Писатели по-разному работали в кинематографии. Одни сочиняли сценарии как прозу, печатали их в журналах, издавали отдельными книгами. Перед глазами исследователей оказывался в таких случаях привычный материал; художественная ткань поддавалась литературоведческому анализу (так называемая «специфика кино» не представляет трудности для образованного читателя).
Тынянов написал несколько сценариев, но никогда не стремился их издать. Сочинения эти, на мой взгляд, были отличными, однако не только ими измеряется труд Тынянова в кино. Он, как и другие литераторы той поры, пришел в двадцатые годы в здание бывшего кафешантана «Аквариум», где помещалась киностудия Севзапкино (теперь «Ленфильм»), не писать сценарии, а строить советскую кинематографию. Этих людей увлекали неведомые горизонты нового дела. То, что кино выросло на улице, являлось «низким жанром», как тогда говорили (демократическим, как бы мы сказали теперь), особенно привлекало. Академизм был тогда не в чести. Юрию Николаевичу и в голову не приходило смотреть на кинематографию свысока литературной культуры, снисходительно. Он пришел в Севзапкино, чтобы учиться. Поэтому он смог учить.
Его интересовал не сценарий, а фильм. Он дописывал и переписывал сцены во время съемки, устроившись в углу грязного ателье, за декорациями. Сочинял в монтажной, только что просмотрев снятые кадры. Приходилось писать на чем попало: на обороте монтировок, монтажных листов. Хранить такие черновики никому не приходило в голову.
День за днем возводились леса. Самая грязная работа казалась удивительно прекрасной. Работали на ходу. Это не метафора.
«Несколько рассказов, написанных мною, образовались по-другому, — писал позже Тынянов, — для меня это были в подлинном смысле рассказы; есть вещи, которые именно рассказываешь, как нечто занимательное, иногда смешное. Работа в кино приучила меня к значению этих «рассказов друг другу», с которых начинается создание любого фильма».
Рассказывали друг другу, обычно, идя на работу, возвращаясь домой. Тынянов придумывал, развивал свои мысли на Троицком мосту, набережных, Марсовом поле. Может быть, просторы петербургского пейзажа сыграли и свою роль в этих устных поначалу рассказах?..

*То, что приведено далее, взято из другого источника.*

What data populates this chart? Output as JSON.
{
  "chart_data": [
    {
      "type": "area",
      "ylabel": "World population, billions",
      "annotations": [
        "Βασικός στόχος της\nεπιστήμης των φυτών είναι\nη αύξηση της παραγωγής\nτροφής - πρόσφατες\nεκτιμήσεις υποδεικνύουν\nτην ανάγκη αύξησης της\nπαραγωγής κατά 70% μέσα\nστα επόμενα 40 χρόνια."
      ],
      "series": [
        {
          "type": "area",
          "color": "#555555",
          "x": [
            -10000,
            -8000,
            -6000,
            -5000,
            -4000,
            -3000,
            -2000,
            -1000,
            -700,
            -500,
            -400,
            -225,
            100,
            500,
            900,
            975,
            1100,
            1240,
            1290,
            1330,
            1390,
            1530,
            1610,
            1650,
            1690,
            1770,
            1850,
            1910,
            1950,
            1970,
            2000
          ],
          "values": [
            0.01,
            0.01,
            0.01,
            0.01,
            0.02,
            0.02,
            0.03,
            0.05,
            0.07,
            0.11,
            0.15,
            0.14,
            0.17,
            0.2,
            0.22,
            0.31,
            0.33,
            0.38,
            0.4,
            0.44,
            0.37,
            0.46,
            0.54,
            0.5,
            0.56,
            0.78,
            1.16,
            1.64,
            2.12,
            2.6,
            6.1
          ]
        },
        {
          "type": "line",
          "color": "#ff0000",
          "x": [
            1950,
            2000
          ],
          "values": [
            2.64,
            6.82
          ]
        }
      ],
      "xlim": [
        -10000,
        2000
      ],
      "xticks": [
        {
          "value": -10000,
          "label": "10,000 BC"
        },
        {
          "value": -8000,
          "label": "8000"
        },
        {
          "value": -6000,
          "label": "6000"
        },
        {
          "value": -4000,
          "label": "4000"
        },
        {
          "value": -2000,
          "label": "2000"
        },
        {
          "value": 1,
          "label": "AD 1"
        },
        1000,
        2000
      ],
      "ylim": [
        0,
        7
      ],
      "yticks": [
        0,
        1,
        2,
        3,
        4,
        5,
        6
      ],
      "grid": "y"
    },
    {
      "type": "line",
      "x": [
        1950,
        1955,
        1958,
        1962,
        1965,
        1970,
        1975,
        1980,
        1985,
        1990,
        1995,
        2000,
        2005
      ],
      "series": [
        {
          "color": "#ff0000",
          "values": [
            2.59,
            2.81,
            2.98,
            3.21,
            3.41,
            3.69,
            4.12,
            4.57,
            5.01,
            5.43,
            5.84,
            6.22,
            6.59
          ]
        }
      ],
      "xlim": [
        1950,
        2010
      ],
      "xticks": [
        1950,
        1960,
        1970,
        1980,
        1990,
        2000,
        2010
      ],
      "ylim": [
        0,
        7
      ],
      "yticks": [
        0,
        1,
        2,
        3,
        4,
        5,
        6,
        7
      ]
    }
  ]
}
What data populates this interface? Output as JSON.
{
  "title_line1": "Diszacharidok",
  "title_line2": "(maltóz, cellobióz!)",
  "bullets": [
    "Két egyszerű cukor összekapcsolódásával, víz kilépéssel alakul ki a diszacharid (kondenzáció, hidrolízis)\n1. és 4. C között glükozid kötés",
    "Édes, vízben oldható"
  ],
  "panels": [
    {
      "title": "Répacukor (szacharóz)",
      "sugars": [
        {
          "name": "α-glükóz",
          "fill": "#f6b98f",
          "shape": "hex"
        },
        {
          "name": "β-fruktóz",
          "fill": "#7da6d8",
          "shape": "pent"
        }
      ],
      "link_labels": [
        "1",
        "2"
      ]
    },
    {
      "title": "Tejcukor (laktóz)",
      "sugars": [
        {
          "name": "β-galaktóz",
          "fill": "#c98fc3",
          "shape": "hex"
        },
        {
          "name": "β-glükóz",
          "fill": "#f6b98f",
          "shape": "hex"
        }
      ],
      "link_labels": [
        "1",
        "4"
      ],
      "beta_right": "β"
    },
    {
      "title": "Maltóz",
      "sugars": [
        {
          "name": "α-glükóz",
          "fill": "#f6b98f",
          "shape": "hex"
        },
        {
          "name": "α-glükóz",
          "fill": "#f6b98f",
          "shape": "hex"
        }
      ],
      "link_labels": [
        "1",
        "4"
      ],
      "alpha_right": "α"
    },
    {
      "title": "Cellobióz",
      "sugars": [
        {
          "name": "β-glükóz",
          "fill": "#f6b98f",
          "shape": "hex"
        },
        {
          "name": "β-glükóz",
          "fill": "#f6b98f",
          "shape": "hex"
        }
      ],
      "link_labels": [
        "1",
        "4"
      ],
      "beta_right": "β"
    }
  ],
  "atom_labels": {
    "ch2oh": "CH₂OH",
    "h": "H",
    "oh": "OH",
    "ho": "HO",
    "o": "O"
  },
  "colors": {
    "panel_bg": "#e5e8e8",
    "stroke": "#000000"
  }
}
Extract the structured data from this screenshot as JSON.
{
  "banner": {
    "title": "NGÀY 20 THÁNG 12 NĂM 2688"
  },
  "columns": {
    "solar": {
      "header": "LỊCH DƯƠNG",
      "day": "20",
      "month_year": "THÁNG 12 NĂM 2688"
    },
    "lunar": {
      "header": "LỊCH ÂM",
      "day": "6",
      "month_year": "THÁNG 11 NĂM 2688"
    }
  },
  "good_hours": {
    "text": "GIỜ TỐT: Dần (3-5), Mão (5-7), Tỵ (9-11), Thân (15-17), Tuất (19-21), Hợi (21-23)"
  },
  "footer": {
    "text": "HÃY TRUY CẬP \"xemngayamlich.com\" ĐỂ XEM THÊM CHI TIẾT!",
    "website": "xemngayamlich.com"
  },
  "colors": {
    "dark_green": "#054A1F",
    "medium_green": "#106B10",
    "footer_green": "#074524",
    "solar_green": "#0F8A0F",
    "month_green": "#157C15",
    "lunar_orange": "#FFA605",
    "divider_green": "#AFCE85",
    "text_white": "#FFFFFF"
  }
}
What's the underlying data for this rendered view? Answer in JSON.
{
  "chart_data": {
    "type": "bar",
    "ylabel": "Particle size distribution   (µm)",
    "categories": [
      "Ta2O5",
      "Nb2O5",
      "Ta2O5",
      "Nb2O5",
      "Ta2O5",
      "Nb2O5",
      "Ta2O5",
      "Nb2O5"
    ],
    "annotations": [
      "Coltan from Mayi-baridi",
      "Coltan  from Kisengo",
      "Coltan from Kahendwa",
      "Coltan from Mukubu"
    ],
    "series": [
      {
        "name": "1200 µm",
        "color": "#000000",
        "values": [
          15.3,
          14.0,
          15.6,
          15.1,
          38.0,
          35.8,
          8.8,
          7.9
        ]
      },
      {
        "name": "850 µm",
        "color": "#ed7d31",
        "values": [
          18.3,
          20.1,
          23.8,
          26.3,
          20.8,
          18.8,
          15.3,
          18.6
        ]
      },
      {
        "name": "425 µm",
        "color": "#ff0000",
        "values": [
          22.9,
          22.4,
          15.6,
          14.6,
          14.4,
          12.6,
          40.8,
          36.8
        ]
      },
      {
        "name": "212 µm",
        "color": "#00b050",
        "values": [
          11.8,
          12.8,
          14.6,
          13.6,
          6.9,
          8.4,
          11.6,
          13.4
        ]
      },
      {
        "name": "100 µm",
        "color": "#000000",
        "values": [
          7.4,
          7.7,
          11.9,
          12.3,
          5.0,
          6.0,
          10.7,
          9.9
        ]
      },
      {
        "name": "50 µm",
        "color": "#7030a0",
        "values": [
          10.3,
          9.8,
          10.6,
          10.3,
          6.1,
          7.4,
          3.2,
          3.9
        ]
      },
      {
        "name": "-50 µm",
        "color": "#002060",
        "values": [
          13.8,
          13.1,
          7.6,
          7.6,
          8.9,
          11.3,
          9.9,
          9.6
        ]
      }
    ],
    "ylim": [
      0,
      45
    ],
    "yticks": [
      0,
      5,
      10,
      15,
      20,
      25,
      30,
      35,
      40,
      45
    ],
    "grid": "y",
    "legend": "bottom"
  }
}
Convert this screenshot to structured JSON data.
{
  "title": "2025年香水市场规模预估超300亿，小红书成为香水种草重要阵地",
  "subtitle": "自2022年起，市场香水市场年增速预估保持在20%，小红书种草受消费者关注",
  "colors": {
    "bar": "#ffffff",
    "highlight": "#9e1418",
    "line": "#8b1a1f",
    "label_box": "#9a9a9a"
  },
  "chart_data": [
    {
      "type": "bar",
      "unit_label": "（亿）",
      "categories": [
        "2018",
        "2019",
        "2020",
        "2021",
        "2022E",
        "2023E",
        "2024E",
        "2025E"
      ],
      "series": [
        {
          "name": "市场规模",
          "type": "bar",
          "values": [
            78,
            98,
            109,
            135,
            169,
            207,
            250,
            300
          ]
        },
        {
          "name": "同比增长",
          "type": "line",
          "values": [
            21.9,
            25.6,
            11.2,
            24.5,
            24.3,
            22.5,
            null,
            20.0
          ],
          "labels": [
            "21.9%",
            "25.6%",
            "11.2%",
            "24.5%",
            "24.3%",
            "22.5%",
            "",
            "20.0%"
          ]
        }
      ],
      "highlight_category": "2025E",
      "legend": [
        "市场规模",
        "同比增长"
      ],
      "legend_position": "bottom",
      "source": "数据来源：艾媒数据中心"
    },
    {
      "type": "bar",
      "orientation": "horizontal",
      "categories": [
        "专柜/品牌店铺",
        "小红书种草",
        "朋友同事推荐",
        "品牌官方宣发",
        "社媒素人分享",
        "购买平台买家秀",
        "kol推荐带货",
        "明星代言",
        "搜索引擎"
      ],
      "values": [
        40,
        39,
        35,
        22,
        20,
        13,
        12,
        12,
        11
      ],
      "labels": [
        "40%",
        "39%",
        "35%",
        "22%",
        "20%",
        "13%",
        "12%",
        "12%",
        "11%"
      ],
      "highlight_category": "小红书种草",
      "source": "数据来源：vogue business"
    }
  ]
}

Еще до замысла «Подпоручика Киже» Юрий Николаевич с увлечением пересказывал случай с царским солдатом, охранявшим голое поле: артиллерийский склад, бывший здесь некогда, упразднили, но приказ о снятии поста забыли отдать, и вот на месте, где стоял некогда склад (а потом и след его исчез), десятилетиями сменялись караульные.
Положение казалось Юрию Николаевичу «занимательным». Он с увлечением рисовал картину, подробно останавливаясь на деталях, как бы опасаясь, что слушатель еще не до конца понимает прелести анекдота. В рассказе с совершенной отчетливостью возникала степь — ни крохотного строения вокруг. Часовой в полной выкладке сторожит пустоту. Приходит другой солдат; по всей форме устава происходит передача поста. Теперь другой часовой несет охрану пустого места. Дежурный офицер проверяет, нет ли упущений по службе.
«Занимательное», разумеется, было не только курьезным. Идея охраны пустоты заключала в себе как бы сгусток бессмыслицы бюрократической системы, абсурдность выполнения буквы закона, лишенного содержания. Из анекдота возникало политическое и философское обобщение.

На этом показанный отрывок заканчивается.